Today, I fixed an issue in my code base. This, in and of itself, is not unusual. I do that most every day. What was different was that I analyzed the process and took mental notes on what I did and how to explain it out.
The issue was that my code base has a number of sample projects and while they build, several of them crash hard. This is suboptimal because chances are most clients of my code are going to ignore the copious documentation and go right for the samples. It’s best if they work.
How do you solve this problem:
Step 1: analyze the output and the errors and see what you can find
I did this and it was puzzling. I was getting a runtime error on a symbol reference while attempting to load a dynamic library and it was a symbol that I never used.

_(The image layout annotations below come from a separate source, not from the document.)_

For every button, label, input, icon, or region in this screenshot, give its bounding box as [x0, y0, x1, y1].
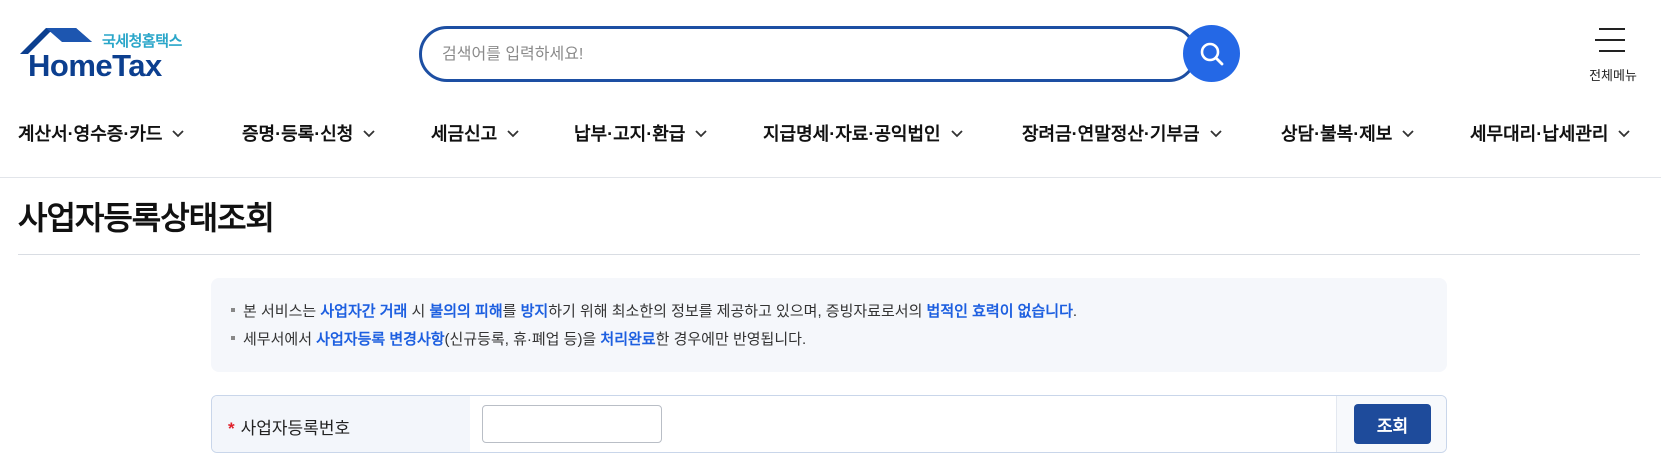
nav-item-invoice[interactable]: 계산서·영수증·카드 [18, 120, 186, 146]
notice-text: 를 [502, 303, 521, 320]
business-number-input[interactable] [482, 405, 662, 443]
nav-item-payment[interactable]: 납부·고지·환급 [574, 120, 709, 146]
notice-line-1: 본 서비스는 사업자간 거래 시 불의의 피해를 방지하기 위해 최소한의 정보… [231, 300, 1077, 321]
bullet-icon [231, 336, 235, 341]
notice-highlight: 처리완료 [600, 331, 656, 348]
title-divider [18, 254, 1640, 255]
notice-text: 본 서비스는 [243, 303, 321, 320]
hamburger-icon [1595, 28, 1625, 61]
chevron-down-icon [1209, 130, 1222, 138]
notice-text: 세무서에서 [243, 331, 317, 348]
all-menu-button[interactable]: 전체메뉴 [1580, 24, 1646, 84]
nav-item-label: 납부·고지·환급 [574, 124, 686, 144]
nav-item-consultation[interactable]: 상담·불복·제보 [1281, 120, 1416, 146]
nav-item-incentives[interactable]: 장려금·연말정산·기부금 [1022, 120, 1224, 146]
nav-item-label: 세무대리·납세관리 [1470, 124, 1609, 144]
query-button-cell: 조회 [1336, 396, 1446, 452]
search-icon [1200, 42, 1223, 65]
nav-item-certificates[interactable]: 증명·등록·신청 [242, 120, 377, 146]
hometax-logo[interactable]: 국세청홈택스 HomeTax [18, 26, 188, 83]
notice-text: (신규등록, 휴·폐업 등)을 [444, 331, 601, 348]
nav-item-label: 지급명세·자료·공익법인 [763, 124, 941, 144]
header: 국세청홈택스 HomeTax 전체메뉴 [0, 0, 1661, 100]
notice-highlight: 불의의 피해 [429, 303, 503, 320]
business-number-form: * 사업자등록번호 조회 [211, 395, 1447, 453]
notice-highlight: 사업자등록 변경사항 [316, 331, 445, 348]
chevron-down-icon [695, 130, 707, 138]
query-button[interactable]: 조회 [1354, 404, 1431, 444]
search-input[interactable] [442, 43, 1142, 67]
all-menu-label: 전체메뉴 [1589, 68, 1637, 83]
page-title: 사업자등록상태조회 [18, 200, 275, 236]
chevron-down-icon [1402, 130, 1414, 138]
chevron-down-icon [172, 130, 185, 138]
notice-text: 시 [407, 303, 430, 320]
nav-item-label: 계산서·영수증·카드 [18, 124, 163, 144]
required-mark: * [228, 419, 235, 438]
nav-item-payment-statements[interactable]: 지급명세·자료·공익법인 [763, 120, 965, 146]
bullet-icon [231, 308, 235, 313]
notice-highlight: 방지 [520, 303, 549, 320]
search-button[interactable] [1183, 25, 1240, 82]
business-number-label-text: 사업자등록번호 [240, 419, 351, 438]
chevron-down-icon [363, 130, 375, 138]
chevron-down-icon [950, 130, 963, 138]
nav-item-label: 장려금·연말정산·기부금 [1022, 124, 1200, 144]
search-box [419, 26, 1197, 82]
chevron-down-icon [1618, 130, 1631, 138]
main-nav: 계산서·영수증·카드 증명·등록·신청 세금신고 납부·고지·환급 지급명세·자… [0, 110, 1661, 154]
nav-divider [0, 177, 1661, 178]
notice-text: 한 경우에만 반영됩니다. [655, 331, 807, 348]
form-label-cell: * 사업자등록번호 [212, 396, 470, 452]
nav-item-tax-agent[interactable]: 세무대리·납세관리 [1470, 120, 1632, 146]
nav-item-label: 상담·불복·제보 [1281, 124, 1393, 144]
notice-text: . [1072, 303, 1078, 320]
logo-title: HomeTax [28, 48, 162, 83]
nav-item-label: 세금신고 [431, 124, 498, 144]
nav-item-label: 증명·등록·신청 [242, 124, 354, 144]
notice-highlight: 사업자간 거래 [320, 303, 408, 320]
notice-line-2: 세무서에서 사업자등록 변경사항(신규등록, 휴·폐업 등)을 처리완료한 경우… [231, 328, 806, 349]
chevron-down-icon [507, 130, 519, 138]
nav-item-tax-filing[interactable]: 세금신고 [431, 120, 521, 146]
notice-highlight: 법적인 효력이 없습니다 [926, 303, 1073, 320]
business-number-label: * 사업자등록번호 [228, 414, 350, 439]
notice-text: 하기 위해 최소한의 정보를 제공하고 있으며, 증빙자료로서의 [548, 303, 927, 320]
notice-box: 본 서비스는 사업자간 거래 시 불의의 피해를 방지하기 위해 최소한의 정보… [211, 278, 1447, 372]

I put together a mock program that allegedly did the same steps as my host program to load that library with the same arguments. It succeeded. I plunged into despair.
Step 2: Walk Away – No, Just Walk Away
Seriously – this is a good thing. I rarely fully let go of a problem and instead shift it to the back burner of my brain and very often, the solution will just occur to me later.
Step 3: Find a Place With Better Light
Here’s a joke: a person is out under a street light at night looking for something. An observer walks up and says, “hey, did you lose something?” The person says, “Yeah! I lost my car keys in that alley over there.” pointing at an unlit alley across the street. “Why are you looking over here?” “Well, the light’s better over here.”
After my time away from the machine, here was the conclusion I came to: I have close 1600 unit tests that pass. Most of them do more complicated things than this sample, but the process is identical. If I can hoist this sample into a failing unit test, then I can debug it a lot easier. In other words, move the problem into a place with more light. I did this. I pulled the entire sample into a unit test. It turned up an issue in my code, but this was not what I was seeing. I fixed that issue and had a passing unit test.
Step 4: Enter Elmo’s World
Sesame Street is a wonderful program for teaching the young. There are so many simple games they play to help build basic skills. One of them is called “One of These Things Is Not Like the Others”. This is a game where they put up multiple scenes and all are identical except one and you need to pick out the one that isn’t the same as the rest. This was exactly the game that I played with my code. I had a unit test that passed and a sample that failed. All I had to do was turn the sample code into the unit test. So I tracked compiler flags and environment variables from the unit test and shoved them blindly into the makefile for my sample. Success! The sample ran without a hitch – and in the process, I saw exactly what was missing. Was I done? Not quite.
Step 5: Cut Away Everything that Isn’t an Elephant
There’s an old saw about how you carve a statue of an elephant – you start with a big block of stone and remove all the stone that doesn’t look like an elephant. Easy!
This is what I did – I methodically went to the makefile and stepwise removed pieces that I added that didn’t affect the outcome. Why? Because this is sample code. If it were me, I would build the sample, run it, read the source code, then read the makefile. The makefile should be as simple as possible (but no simpler).
It also reminds me of a guy I know who as a teen had a transistor radio and he took it apart and saw a circuit board covered with resistors, capacitors, coils, and transistors. While the radio played, he clipped out individual components until the radio stopped playing, then soldered back the component that killed it. Eventually, he removed everything that wasn’t strictly necessary.
Same thing here. It’s also good to make sure that I understood everything that was going on in that issue so that it (hopefully) wouldn’t happen again.
Step 6: Document What You Did
I still need to do this. It would be nice if the makefile included not only the steps to build and run a given sample but information as to why it has each of the parts. I’ll do that tomorrow.
Can you find and fix any issue with these steps? No. But this is one approach you can take. I spoke to my spouse about this and she said, “wait, you made an algorithm for debugging an algorithm?” Essentially, yes.